Mamita nourrissait elle-même ses enfants ; elle fut cependant obligée, pour Louise, de recourir à une chèvre, n’ayant pu se décider à donner une négresse à son enfant.

On peut dire en passant que ses enfants étaient tous beaux : finesse de teint et finesse de traits du type vendéen en Jean-Ferdinand, Micaële et Charlotte ; régularité de traits plus parfaits et yeux noirs espagnols en Séraphine et Louise, en chacune d’elles la grâce des créoles. Entre toutes, Louise était blanche et rose, et, quand sa belle chèvre noire, attentive à ses moindres cris, s’élançait sur son berceau, lui offrant d’elle-même ses noires mamelles, sans jamais la blesser, les amies de Bonne-Maman se réunissaient pour admirer ce joli tableau. Il est à regretter que cette petite scène n’ait pas été reproduite, mais l’imagination et les souvenirs peuvent y suppléer. Il faut par la pensée, l’encadrer dans une de ces vastes salles, dallées le plus souvent en marbre, ouvertes sur une galerie qui entoure le patio, au milieu duquel une fontaine jaillissante entretient la fraîcheur et où les orangers et les citronniers en fleurs répandent leurs parfums. Des tentures abritent du soleil : la mère est légèrement vêtue de fine batiste blanche et s’occupe à des travaux d’aiguille, les enfants jouent sur des nattes, n’ayant qu’une légère chemise, les nègres et les négresses portent des corbeilles de fruits et des rafraîchissements. Le bain, la sieste, occupent les heures les plus chaudes du jour, tout est au repos pendant ces après-midi accablantes ; mais, vient la brise de mer, l’animation, le mouvement recommencent jusqu’à une heure avancée de la nuit.

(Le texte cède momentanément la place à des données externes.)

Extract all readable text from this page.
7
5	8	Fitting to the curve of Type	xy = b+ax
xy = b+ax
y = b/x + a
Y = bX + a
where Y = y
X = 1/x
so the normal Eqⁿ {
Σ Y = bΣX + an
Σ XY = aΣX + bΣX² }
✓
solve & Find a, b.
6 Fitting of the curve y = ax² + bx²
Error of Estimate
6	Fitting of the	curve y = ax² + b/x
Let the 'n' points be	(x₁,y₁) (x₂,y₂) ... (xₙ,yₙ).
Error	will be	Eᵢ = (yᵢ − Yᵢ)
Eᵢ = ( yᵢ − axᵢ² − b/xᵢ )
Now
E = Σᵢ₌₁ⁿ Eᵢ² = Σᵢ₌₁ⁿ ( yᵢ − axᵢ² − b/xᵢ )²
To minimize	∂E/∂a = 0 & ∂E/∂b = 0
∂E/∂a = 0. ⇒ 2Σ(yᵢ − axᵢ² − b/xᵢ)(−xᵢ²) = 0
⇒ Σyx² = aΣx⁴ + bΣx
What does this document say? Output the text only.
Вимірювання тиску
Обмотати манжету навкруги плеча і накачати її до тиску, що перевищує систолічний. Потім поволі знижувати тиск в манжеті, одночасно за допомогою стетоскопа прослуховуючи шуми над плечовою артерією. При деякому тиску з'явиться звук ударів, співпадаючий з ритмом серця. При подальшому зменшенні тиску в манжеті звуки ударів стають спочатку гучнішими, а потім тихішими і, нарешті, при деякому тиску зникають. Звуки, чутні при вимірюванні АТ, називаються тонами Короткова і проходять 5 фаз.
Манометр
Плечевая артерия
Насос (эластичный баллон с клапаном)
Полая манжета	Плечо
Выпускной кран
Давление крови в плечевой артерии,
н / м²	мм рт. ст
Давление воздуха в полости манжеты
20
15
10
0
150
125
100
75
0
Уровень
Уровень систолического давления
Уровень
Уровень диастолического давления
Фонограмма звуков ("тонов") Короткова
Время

Les volantas sont attelées, chacun s’élance au paseo où à la tertulia ; on se rencontre, on se visite, et, tout en s’éventant encore, on jouit de la conversation et de la fraîcheur, car c’est l’heure de respirer. La mère de famille a donné la matinée aux soins de sa maison et sous la direction de Bon-Papa, qui était la régularité et la ponctualité même, elle a déjà pourvu à toute l’administration de son petit monde et à la surveillance et la direction de ses nègres et de ses négresses.